1/20/2025–|Last updated: 1/20/202507:46 PM (Mecca time)
The Minister of Oil and Mineral Resources in the Syrian caretaker government, Ghiyath Diab, revealed that Damascus issued public tenders to purchase oil and its derivatives.
The Syrian minister told the official Syrian Arab News Agency (SANA) on Monday that Damascus had issued public tenders “to lease oil and its derivatives.”
The 13-year war in Syria paralyzed the country’s energy sector, making it largely dependent on imports from Iran.
Ghiyath Diab told the agency at the end of last month, “The oil sector in Syria, after the fall of the former regime, is suffering from several difficulties and challenges, which constitute an obstacle to securing oil derivatives.”
He added: “A number of oil wells are still outside the management of the Syrian state, and this is one of the largest and most prominent obstacles and increases the suffering of the people.”
American exemption
This comes after the United States issued this month an exemption from sanctions on transactions with the ruling institutions in Syria for a period of 6 months after the end of Bashar al-Assad’s rule.
The exemption, known as the General License, allows some energy transactions and personal transfers to Syria until July 7, but the measure did not lift any penalties.
Syria suffers from a severe energy shortage, as the electricity provided by the state is only available for 2 or 3 hours a day in most areas, and the interim government says it aims to provide electricity 8 hours a day within two months.
The US Treasury Department said that this step aims to “help ensure that sanctions do not impede basic services and that the government continues to perform its duties throughout Syria, including providing electricity, energy, water, and sanitation.”
On December 8, a lightning attack launched by Syrian opposition factions ended the decades-long rule of the Assad family.
Penalties
The United States, Britain, the European Union and other governments imposed tough sanctions on Syria after Assad’s crackdown on pro-democracy protests in 2011.
The US action would support the sale, supply, storage or donation of energy, including oil and electricity, to or within Syria.
Syria’s oil wealth
Oil is at the forefront of the country’s natural resources, and is a major sector in the country’s economy, and its reserves rank 31st on the global level.
Most of its wells are concentrated in the governorates of Al-Hasakah, Deir ez-Zor, and Raqqa, in the north and east of the country.
In a report published in 2019, the American “Oil Price” website, which specializes in energy affairs, estimated Syria’s total oil reserves at about 2.5 billion barrels, representing 0.2% of the total global reserves amounting to about 1.6 trillion barrels, which is a percentage close to the United Kingdom’s reserves of 2.8 billion barrels. Billion barrels.

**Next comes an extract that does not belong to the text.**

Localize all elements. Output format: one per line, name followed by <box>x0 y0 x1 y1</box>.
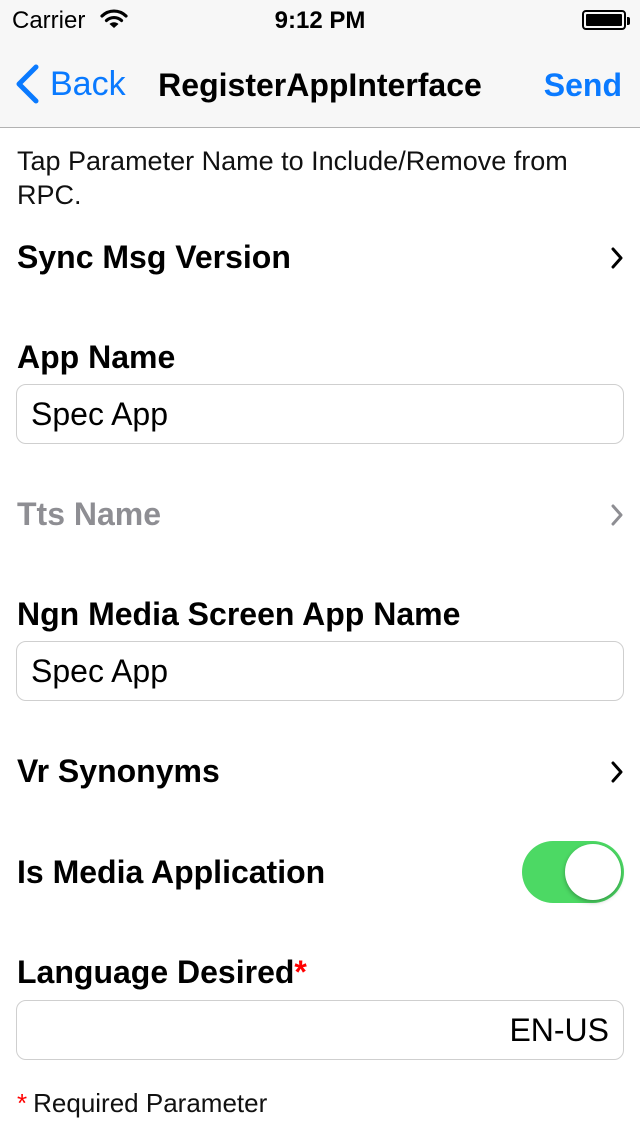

However, oil production has declined, according to the British Petroleum website, since 2009, reaching approximately 4,000 barrels per day, compared to 406,000 barrels in 2008. Production continued to decline until it reached 385,000 barrels in 2010, then to 353,000 barrels in 2011. The year the protests against Bashar al-Assad’s regime began, then it continued to decline to 24 thousand barrels per day in 2018.
For his part, the Minister of Oil in the previous government of Hussein Arnous, Firas Qaddour, estimated his country’s production in 2021 at about 31.4 million barrels, with a daily average of 85.9 thousand barrels.
He acknowledged in statements on the sidelines of the Arab Energy Conference, in December last year, that the decline would continue in 2023, reaching 15 thousand barrels per day, which is the lowest production rate witnessed by the oil sector during the last two decades.
Government sources indicate that oil sector revenues constituted 50% of total public revenues between 1990 and 2010, while its exports amounted to about 65% of total exports, and its contribution to the domestic product reached more than 25%, according to the same sources.